Bismillah, was-shalatu was-salamu ‘ala Rasulillah, wa ba’du
Pembaca yang dirahmati Allah, mari sejenak kita renungkan hadits berikut. Dari Abu Hurairah radhiyallahu‘anhu, Nabi shallallahu ‘alaihi wa sallam bersabda,“Sungguh akan datang suatu zaman di tengah manusia, dimana orang tidak lagi peduli terhadap harta yang dia ambil, apakah dari yang halal ataukah yang haram.” (HR. Bukhari)
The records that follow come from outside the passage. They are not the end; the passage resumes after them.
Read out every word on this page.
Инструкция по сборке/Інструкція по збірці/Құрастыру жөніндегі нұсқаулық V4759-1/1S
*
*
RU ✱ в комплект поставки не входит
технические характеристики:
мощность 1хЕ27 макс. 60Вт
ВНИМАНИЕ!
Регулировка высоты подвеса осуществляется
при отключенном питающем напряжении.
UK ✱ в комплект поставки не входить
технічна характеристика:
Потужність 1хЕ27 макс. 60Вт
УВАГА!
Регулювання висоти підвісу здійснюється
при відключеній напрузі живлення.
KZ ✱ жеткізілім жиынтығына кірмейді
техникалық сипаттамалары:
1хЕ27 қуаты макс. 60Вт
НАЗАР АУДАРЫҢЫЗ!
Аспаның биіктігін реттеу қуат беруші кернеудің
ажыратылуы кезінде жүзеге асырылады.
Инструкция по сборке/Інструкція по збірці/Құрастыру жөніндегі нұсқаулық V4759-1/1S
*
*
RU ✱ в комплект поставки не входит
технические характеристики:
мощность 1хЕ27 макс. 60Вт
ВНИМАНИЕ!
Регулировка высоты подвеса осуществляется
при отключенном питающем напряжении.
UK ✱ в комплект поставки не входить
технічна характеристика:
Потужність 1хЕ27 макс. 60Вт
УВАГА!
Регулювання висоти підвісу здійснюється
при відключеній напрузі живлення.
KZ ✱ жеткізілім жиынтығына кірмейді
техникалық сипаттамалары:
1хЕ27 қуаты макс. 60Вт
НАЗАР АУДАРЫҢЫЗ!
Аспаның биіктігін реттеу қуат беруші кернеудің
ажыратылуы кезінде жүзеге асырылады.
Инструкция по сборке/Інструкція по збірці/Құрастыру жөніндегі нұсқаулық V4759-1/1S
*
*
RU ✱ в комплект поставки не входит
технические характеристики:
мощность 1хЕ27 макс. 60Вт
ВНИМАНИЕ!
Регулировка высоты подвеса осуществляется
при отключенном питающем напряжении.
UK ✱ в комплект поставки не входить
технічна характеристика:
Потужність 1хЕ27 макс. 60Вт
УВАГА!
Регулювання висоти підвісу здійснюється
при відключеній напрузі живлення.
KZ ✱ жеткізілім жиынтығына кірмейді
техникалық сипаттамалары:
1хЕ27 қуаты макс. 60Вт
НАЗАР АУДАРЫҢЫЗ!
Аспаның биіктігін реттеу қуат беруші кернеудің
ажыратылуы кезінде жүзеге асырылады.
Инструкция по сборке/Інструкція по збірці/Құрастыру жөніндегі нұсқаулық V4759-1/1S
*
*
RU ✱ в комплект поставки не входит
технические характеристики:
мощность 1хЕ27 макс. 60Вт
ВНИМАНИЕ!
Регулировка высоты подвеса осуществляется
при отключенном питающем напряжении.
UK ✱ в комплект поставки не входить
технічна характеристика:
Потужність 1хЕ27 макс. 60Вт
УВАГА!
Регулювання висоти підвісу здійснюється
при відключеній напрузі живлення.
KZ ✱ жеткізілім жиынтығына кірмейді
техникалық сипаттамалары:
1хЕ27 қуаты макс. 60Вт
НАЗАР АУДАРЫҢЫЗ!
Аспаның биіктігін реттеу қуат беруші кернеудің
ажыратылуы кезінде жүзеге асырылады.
Apakah zaman tersebut tengah kita jalani saat ini? Suatu zaman dimana praktek suap (suap) sudah menjadi hal yang biasa. Bahkan sudah menjadi rahasia umum, seolah menjadi syarat yang tidak tertulis yang harus dilakukan.Membenarkan yang biasa, padahal yang biasa tersebut adalah hal yang salah, bukanlah sifat seorang mukmin. Akan tetapi seorang mukmin tentu akan berusaha untuk membiasakan yang benar, hingga kebenaran itu menjadi sesuatu yang biasa dia lakukan.
Apa itu Suap?
Suap dalam bahasa Indonesia dikenal dengan istilah suap. Para Ulama telah memberikan penjelasan terkait makna suap. Suap secara istilah adalah sesuatu yang diberikan untuk menyalahkan/menggagalkan hal yang benar atau membenarkan/mewujudkan hal yang salah. (al-Mausu’ah al-Fiqhiyyah 22/220)
Ibnu ‘Abidin rahimahullah mengatakan, “Suap adalah sesuatu yang diberikan oleh seseorang kepada hakim atau yang lainnya, agar hakim itu memutuskan perkara yang memenangkan pemberi suap atau sesuai dengan yang diinginkannya.”(Hasyiyah Ibnu ‘Abidin 5/362)
Bahaya suap
Para Ulama bersepakat bahwa suap merupakan hal yang haram dan termasuk salah satu dosa besar. Haram bagi pemberi, penerima, yang meminta, bahkan yang hanya sekedar menjadi perantara suap.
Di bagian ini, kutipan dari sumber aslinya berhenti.